UserGate Web Filter
- Developer(s): Entensys
- Initial release: 25 February 2013
- Stable release: 4.2
- Available in: English, French, German, Spanish, Portuguese (Brazil), Russian, Arabic and Japanese
- Type: Content-control software, Ad filtering
- License: Proprietary commercial software
- Website: www.entensys.com/products/usergate-web-filter/overview

= UserGate Web Filter =

UserGate Web Filter performs Internet filtering for large and medium business, educational institutions, Internet providers, and public Wi-Fi access points. The solution works as content-control software and combines several filtering methods providing compliance with government regulations such as the Children's Internet Protection Act (CIPA). UserGate Web Filter operates as an ICAP-server receiving filtering requests from any proxy server or network gateway.
The product provides DNS-filtering and content filtering based on Deep Content Inspection approach.

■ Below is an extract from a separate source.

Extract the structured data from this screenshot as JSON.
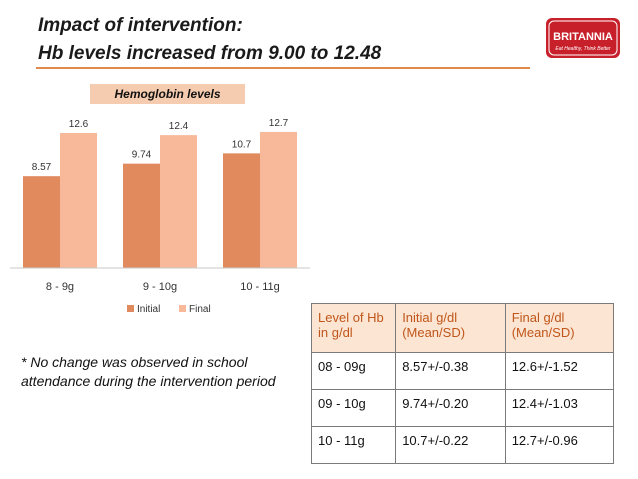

UserGate Web Filter uses the SAVAPI kernel developed by Avira to scan for viruses both web pages loaded from the Internet and downloaded files.

== Form factors ==

UserGate Web Filter is available as software or hardware appliance. The product is also available as VMware virtual appliance or ISO image. On September 20, 2013, Entensys announced porting UserGate Web Filter to Raspberry Pi platform.

== Reviews and awards ==

UserGate Web Filter was selected as a Reader Trust Award finalist in the Best Web Content Management Solution category for the SC Awards 2014 and as the winning solution in the Excellence Awards: Threat Solutions Best Web Content Management category at the 2015 SC Magazine Awards Europe.